I think there is too much and not enough discussion of order entry. I can and have talked about the mechanics of entering a buy or sell order with limits, stops, or at the market. Mechanics and definitions don’t do the art of order entry enough justice because they make it seem flat and lifeless. In reality order entry is dynamic.

I have seen over the years that most traders use market orders. This is the “get me in” or “get me out” now order. A market order in the wrong hands and if overused is not unlike the lever on the slot machine in Las Vegas. It’s the impulse buy while checking out at the grocery store. The psychology behind the most common use of market orders is little planning and even less trade and risk management. Now I am not saying that all market orders are somehow misguided, but it’s usually only very skilled and disciplined traders that should use this order type with any frequency.
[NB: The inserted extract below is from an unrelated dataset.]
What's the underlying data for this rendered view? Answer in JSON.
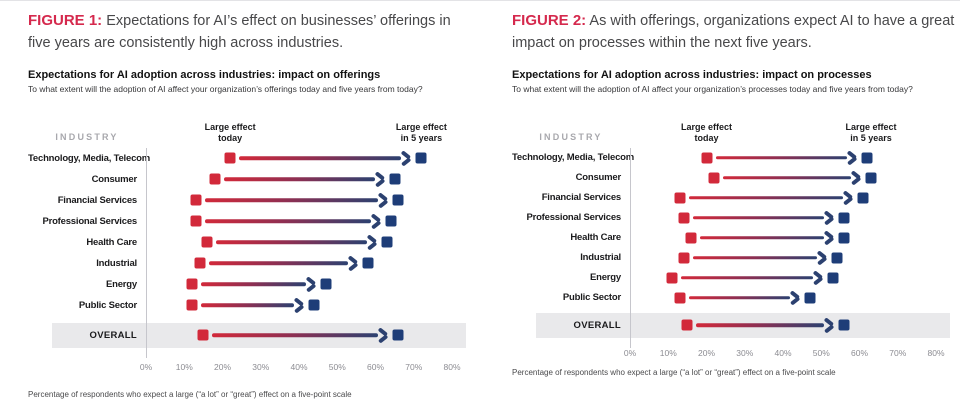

If a trade is planned ahead of time, before price triggers an entry, then it should be logical that if the trade is preconfirmed a few orders can be “parked” in the market. When I say “parked,” I am referring to pending orders such as limits and stops. These orders can be placed well ahead of time and handle the trade entry, risk-based stop loss, and initial profit target.

I don’t think at this point we need another discussion of what stop, limit, and market orders are. I think the main issue is why and how we place these orders. In fact, it’s really more about the job each one of these orders has. We only have three order types, but which we use has more to do with how we want to communicate our wishes to the market.